Towards Mining Actionable Cyber Threat Intelligence from Process Behavior Graphs
Masterstudent: Wenzel Pünter
"Threat actors and defenders in Cybersecurity are marching in step: While Cyber Threat Intelligence Exchange formats have relied on static properties of malware in the past, new families use novel techniques like Living-Off-The-Land binaries that render traditional measures ineffective as benign executables are abused for malicious purposes.
This work tackles this issue by proposing a graph-based behavior model with OSINT-enriched relationships, that has been derived from hardware- and OS-defined security boundaries. In addition, it suggests an algorithm for the transformation of log traces to Indicator of Compromise-like subgraphs using the proposed graph schema, a statistical baseline, and a tainting hint. Furthermore, the work presents a case study of this approach using a practical implementation of the proposed data pipeline on real-world malware samples.
The schema outperformed its competition in qualitative metrics, especially in the covered entities and actions. The evaluation of the proposed algorithm on the dataset yielded mixed results: the use of a statistical baseline for filtering on top of the graph schema successfully reduced the behavior graph to the relevant nodes and edges, however, the resulting subgraphs have not been sufficient to re-identify the same malware family reliably.“
Generating Art with Multi-Conditional StyleGANs
Masterstudent: Konstantin Dobler
Creating meaningful art is often viewed as a uniquely human endeavor. In this project, we introduce a multi-conditional Generative Adversarial Network (GAN) approach trained on large amounts of human paintings to synthesize realistic-looking paintings that emulate human art. Our approach is based on the StyleGAN neural network architecture, but incorporates a custom multi-conditional control mechanism that provides fine-granular control over characteristics of the generated paintings, e.g., with regard to the perceived emotion evoked in a spectator. With this network, we are also able to emulate styles of great artists like Monet or van Gogh. To improve the quality of generated paintings, we introduce the conditional truncation trick, which adapts the standard truncation trick for the conditional setting and diverse datasets.
Robust Multi-Agent Reinforcement Learning for Scalable Failure Root-Cause Analysis
Masterstudierende: Christopher Aust, Ulrike Bath, Florence Böttger, Jonas Krah
[Context] Difuse events like pandemics, wars, or natural disasters inflict local changes that can quickly spread globally via human behavior contagion, e.g., the hoarding of toilet papers (Covid-19) and, more recently, sunflower oil (invasion of Ukraine). These events affect how people utilize various distributed systems that operate from medical care and personal finance to travel and e-commerce platforms. As these systems rely more extensively on machine learning prediction models, changes in their usage correspond to unmitigated distribution shifts, also called out-distribution data (OOD), that can quickly degrade the prediction accuracy of these built-in models causing havoc to corresponding systems and their users.
[Problem] We investigated this OOD phenomenon and their mitigation challenges in the realm machine-learning-based self-adaptive systems. In particular, we focus
on how to endow these systems with robustness capabilities under partially observable system states, for instance, how to detect failures whose root-causes are hidden because of uncertain patterns of failure propagation.
[Approach] Our approach combined two strategies: (1) vertical separation-of-concerns among monitoring, analysis, planning, and execution failure fix actions (via a two-layered multi-agent reinforcement learning architecture) and (2) horizontal divide-and-conquer of the large state-space (via clustering among autonomous agents a set of shops of a multi-tenant e-commerce platform). This way we aimed to isolate the effects of distribution shifts, while providing enough time for the system to counteract further losses of prediction accuracy. For that, we relied on transfer learning among agents and distributing training and execution of shops per agent clusters.

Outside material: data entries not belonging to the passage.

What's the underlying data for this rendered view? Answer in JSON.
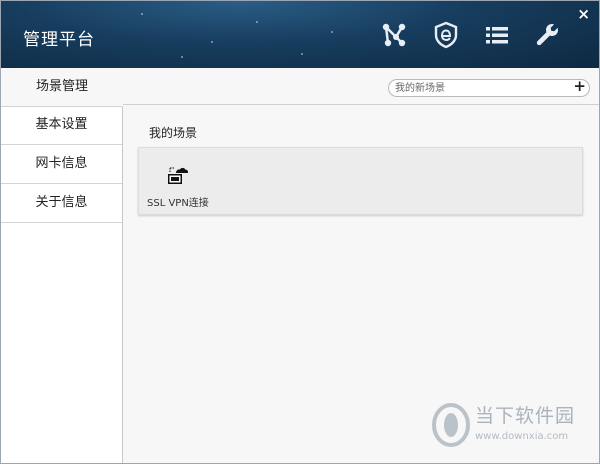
{
  "window": {
    "title": "管理平台",
    "close_symbol": "×"
  },
  "header_icons": [
    {
      "name": "network-topology-icon"
    },
    {
      "name": "browser-shield-icon"
    },
    {
      "name": "list-icon"
    },
    {
      "name": "wrench-icon"
    }
  ],
  "sidebar": {
    "items": [
      {
        "label": "场景管理",
        "active": true
      },
      {
        "label": "基本设置",
        "active": false
      },
      {
        "label": "网卡信息",
        "active": false
      },
      {
        "label": "关于信息",
        "active": false
      }
    ]
  },
  "content": {
    "search_placeholder": "我的新场景",
    "add_symbol": "+",
    "section_title": "我的场景",
    "scenes": [
      {
        "label": "SSL VPN连接",
        "icon": "cloud-computer-icon"
      }
    ]
  },
  "watermark": {
    "text": "当下软件园",
    "url": "www.downxia.com"
  }
}
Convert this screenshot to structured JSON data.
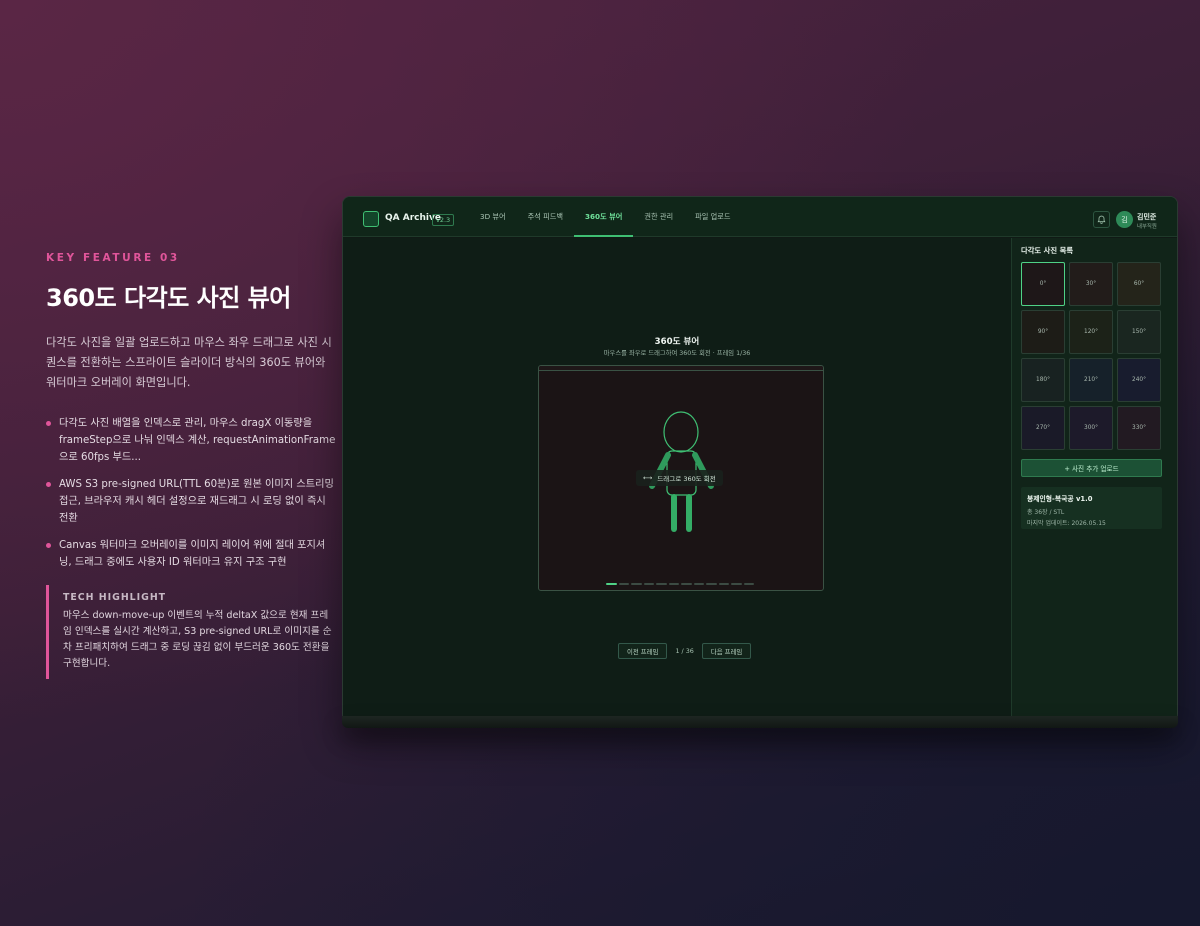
{
  "feature": {
    "kicker": "KEY FEATURE 03",
    "headline": "360도 다각도 사진 뷰어",
    "intro": "다각도 사진을 일괄 업로드하고 마우스 좌우 드래그로 사진 시퀀스를 전환하는 스프라이트 슬라이더 방식의 360도 뷰어와 워터마크 오버레이 화면입니다.",
    "bullets": [
      "다각도 사진 배열을 인덱스로 관리, 마우스 dragX 이동량을 frameStep으로 나눠 인덱스 계산, requestAnimationFrame으로 60fps 부드...",
      "AWS S3 pre-signed URL(TTL 60분)로 원본 이미지 스트리밍 접근, 브라우저 캐시 헤더 설정으로 재드래그 시 로딩 없이 즉시 전환",
      "Canvas 워터마크 오버레이를 이미지 레이어 위에 절대 포지셔닝, 드래그 중에도 사용자 ID 워터마크 유지 구조 구현"
    ],
    "highlight_title": "TECH HIGHLIGHT",
    "highlight_body": "마우스 down-move-up 이벤트의 누적 deltaX 값으로 현재 프레임 인덱스를 실시간 계산하고, S3 pre-signed URL로 이미지를 순차 프리패치하여 드래그 중 로딩 끊김 없이 부드러운 360도 전환을 구현합니다."
  },
  "app": {
    "title": "QA Archive",
    "version": "v2.3",
    "tabs": [
      {
        "label": "3D 뷰어",
        "active": false
      },
      {
        "label": "주석 피드백",
        "active": false
      },
      {
        "label": "360도 뷰어",
        "active": true
      },
      {
        "label": "권한 관리",
        "active": false
      },
      {
        "label": "파일 업로드",
        "active": false
      }
    ],
    "user": {
      "initial": "김",
      "name": "김민준",
      "role": "내부직원"
    },
    "icons": {
      "bell": "bell-icon",
      "drag": "drag-arrows-icon"
    },
    "accent": "#3fbf73"
  },
  "viewer": {
    "title": "360도 뷰어",
    "subtitle": "마우스를 좌우로 드래그하여 360도 회전 · 프레임 1/36",
    "drag_hint": "드래그로 360도 회전",
    "drag_icon": "⟷",
    "progress_total_segments": 12,
    "progress_active_index": 0,
    "prev_label": "이전 프레임",
    "counter": "1 / 36",
    "next_label": "다음 프레임"
  },
  "sidebar": {
    "title": "다각도 사진 목록",
    "thumbnails": [
      {
        "label": "0°",
        "color": "#1e1718",
        "selected": true
      },
      {
        "label": "30°",
        "color": "#221c1a",
        "selected": false
      },
      {
        "label": "60°",
        "color": "#24241a",
        "selected": false
      },
      {
        "label": "90°",
        "color": "#1d1c17",
        "selected": false
      },
      {
        "label": "120°",
        "color": "#1c2218",
        "selected": false
      },
      {
        "label": "150°",
        "color": "#1a2620",
        "selected": false
      },
      {
        "label": "180°",
        "color": "#182221",
        "selected": false
      },
      {
        "label": "210°",
        "color": "#16212a",
        "selected": false
      },
      {
        "label": "240°",
        "color": "#181c2e",
        "selected": false
      },
      {
        "label": "270°",
        "color": "#1a1a28",
        "selected": false
      },
      {
        "label": "300°",
        "color": "#1d1a2a",
        "selected": false
      },
      {
        "label": "330°",
        "color": "#221a22",
        "selected": false
      }
    ],
    "upload_label": "+ 사진 추가 업로드",
    "info": {
      "title": "봉제인형-복국공 v1.0",
      "count": "총 36장 / STL",
      "updated": "마지막 업데이트: 2026.05.15"
    }
  }
}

[Results] We evaluated the approach via a series of controlled experiments on the effect of perturbations across levels of failure pattern complexities and the ratio of shops per agent. The results showed that we could achieve certain robustness guarantees with respect to (1) the convergence towards a minimal number of fixes per failure pattern (successful repair actions), (2) the convergence of the average regret (1 - predicted probability of correct action), and (3) the stability of the corresponding policies (constrained outliers, i.e., number of incorrect actions after point of convergence).